Watch: Dodgers and Phillies Swap Pair of Memorable Home Runs

The boxscore of Monday's Dodgers-Phillies game will tell you that Philadelphia won, 4-3, and that Chris Taylor, Justin Turner, Aaron Altherr and Curtis Granderson all hit home runs. But it won't come close to explaining the oddities behind what Taylor and Altherr accomplished in their trips around the bases.
Starting with Taylor, he clubbed the second pitch of the game to deep left-centerfield. The ball ricocheted off a short metal fence above the outfield wall and landed far, far away from the nearest Phillie. The speedy Taylor circled the bases for a leadoff inside-the-park homer.
Looks like Chris Taylor rounded the bases before the ball reached the infield. pic.twitter.com/6agXlyv99p
— SI MLB (@si_mlb) September 19, 2017
There are a couple remarkable angles to this:
From @ESPNStatsInfo: The last #Dodgers player to hit a leadoff inside-the-park homer in 1st inning was Dave Roberts on Aug. 9, 2003.
— Jerry Crasnick (@jcrasnick) September 18, 2017
Update: It is hard to do. The last team to allow four inside-the-park HRs in one *season* was 1997 Pirates.
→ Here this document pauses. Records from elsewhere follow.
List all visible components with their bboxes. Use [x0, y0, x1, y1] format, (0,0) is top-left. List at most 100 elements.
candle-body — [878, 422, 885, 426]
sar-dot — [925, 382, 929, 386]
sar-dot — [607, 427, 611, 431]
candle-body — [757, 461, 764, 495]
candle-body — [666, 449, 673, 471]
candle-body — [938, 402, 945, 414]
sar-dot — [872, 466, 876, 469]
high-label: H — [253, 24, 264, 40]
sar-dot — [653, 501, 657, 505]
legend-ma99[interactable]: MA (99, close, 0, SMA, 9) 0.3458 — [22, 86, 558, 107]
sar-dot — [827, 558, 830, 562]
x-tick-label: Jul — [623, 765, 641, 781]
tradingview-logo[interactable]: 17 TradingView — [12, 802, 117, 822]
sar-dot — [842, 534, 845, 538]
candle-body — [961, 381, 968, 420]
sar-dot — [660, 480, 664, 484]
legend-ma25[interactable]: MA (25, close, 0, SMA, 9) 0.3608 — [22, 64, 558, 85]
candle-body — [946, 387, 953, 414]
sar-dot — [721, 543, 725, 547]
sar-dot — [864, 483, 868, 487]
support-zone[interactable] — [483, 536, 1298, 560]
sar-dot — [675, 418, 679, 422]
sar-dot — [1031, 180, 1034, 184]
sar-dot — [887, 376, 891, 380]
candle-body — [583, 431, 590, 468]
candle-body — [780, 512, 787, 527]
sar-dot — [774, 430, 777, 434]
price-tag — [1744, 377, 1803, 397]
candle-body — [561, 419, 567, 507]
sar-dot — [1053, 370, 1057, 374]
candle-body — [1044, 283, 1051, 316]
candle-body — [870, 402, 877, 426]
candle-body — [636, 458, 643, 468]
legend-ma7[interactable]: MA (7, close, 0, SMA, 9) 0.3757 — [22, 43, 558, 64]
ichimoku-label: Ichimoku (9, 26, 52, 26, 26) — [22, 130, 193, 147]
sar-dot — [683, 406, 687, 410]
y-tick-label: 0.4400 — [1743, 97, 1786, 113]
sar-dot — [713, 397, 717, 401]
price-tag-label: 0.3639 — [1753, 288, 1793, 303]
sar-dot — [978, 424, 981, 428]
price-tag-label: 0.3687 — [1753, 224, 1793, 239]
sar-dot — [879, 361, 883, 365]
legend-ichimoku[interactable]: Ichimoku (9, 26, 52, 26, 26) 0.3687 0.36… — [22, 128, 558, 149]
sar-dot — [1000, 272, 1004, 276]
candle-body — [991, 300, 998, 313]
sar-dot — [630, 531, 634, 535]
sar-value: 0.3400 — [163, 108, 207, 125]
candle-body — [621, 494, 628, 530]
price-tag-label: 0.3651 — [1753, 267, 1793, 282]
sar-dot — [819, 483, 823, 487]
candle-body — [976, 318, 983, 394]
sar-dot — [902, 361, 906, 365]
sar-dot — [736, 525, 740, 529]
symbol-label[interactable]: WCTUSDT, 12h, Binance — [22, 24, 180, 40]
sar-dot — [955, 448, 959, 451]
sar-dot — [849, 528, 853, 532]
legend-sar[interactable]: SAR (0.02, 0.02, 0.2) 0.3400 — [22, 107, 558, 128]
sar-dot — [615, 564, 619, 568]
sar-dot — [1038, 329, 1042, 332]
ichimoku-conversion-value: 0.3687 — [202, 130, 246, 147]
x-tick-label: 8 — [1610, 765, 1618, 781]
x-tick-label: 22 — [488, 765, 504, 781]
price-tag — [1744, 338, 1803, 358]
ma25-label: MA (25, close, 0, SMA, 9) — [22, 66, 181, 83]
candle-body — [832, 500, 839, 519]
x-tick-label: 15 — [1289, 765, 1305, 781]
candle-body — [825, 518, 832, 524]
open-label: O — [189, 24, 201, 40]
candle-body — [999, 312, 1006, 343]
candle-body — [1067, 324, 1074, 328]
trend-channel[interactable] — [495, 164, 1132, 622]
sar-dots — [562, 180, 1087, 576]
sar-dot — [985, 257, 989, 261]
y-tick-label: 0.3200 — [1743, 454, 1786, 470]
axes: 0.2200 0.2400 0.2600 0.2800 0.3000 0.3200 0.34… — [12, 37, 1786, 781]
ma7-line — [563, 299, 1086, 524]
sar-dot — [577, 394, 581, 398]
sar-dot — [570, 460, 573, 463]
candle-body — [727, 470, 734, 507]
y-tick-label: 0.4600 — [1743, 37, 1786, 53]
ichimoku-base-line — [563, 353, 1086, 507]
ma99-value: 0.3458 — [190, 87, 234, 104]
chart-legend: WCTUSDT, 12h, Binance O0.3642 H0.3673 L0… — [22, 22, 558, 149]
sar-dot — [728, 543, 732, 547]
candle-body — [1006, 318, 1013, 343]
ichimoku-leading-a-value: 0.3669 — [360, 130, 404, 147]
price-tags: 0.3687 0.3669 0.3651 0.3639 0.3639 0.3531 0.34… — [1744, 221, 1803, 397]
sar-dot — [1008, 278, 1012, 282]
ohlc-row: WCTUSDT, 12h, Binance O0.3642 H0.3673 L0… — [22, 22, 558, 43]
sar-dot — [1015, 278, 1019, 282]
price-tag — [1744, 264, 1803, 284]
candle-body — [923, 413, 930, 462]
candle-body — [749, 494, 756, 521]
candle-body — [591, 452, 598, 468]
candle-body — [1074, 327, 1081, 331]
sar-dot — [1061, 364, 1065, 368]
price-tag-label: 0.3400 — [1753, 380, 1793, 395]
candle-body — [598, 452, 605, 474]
Phillies last did it in 1961.
— Matt Gelb (@MattGelb) September 18, 2017
Inside-the-park home runs aren't always self-inflicted by the defensive team, but perhaps no stat better encapsulates the Phillies' season than four inside-the-park homers allowed in 30 days. Seems almost impossible. As for the Dave Roberts bit?
time is a flat circle https://t.co/9Fzby9xZ6A
— Andy McCullough (@ByMcCullough) September 18, 2017
The second notable home run of the night cost the Dodgers' the lead and eventually the game. Clayton Kershaw made his 228th career start on Monday. Previously he had faced 103 batters with the bases loaded. Never before had this happened.
Deep into the Philadelphia night: https://t.co/u0OKQIi4A4 #PapaSlam pic.twitter.com/dC04eqLwK9
— MLB (@MLB) September 19, 2017
Naturally, there were a few interesting tidbits to extract.
104th hitter Kershaw had faced with the bases loaded. The first 103 had hit .193/.233.250, with 0 slams, 34 K and 17 hits! https://t.co/bQ3vnTu0So
— Jayson Stark (@jaysonst) September 19, 2017
The takeaways: Kershaw is a generational talent and the Phillies are weird.
Even during an inconsequential September game between two teams whose playoff fates are decided, a future Hall of Famer might slip up in a way he never has. Or a last-place team might do something a last-place team would do. Baseball cannot be scripted.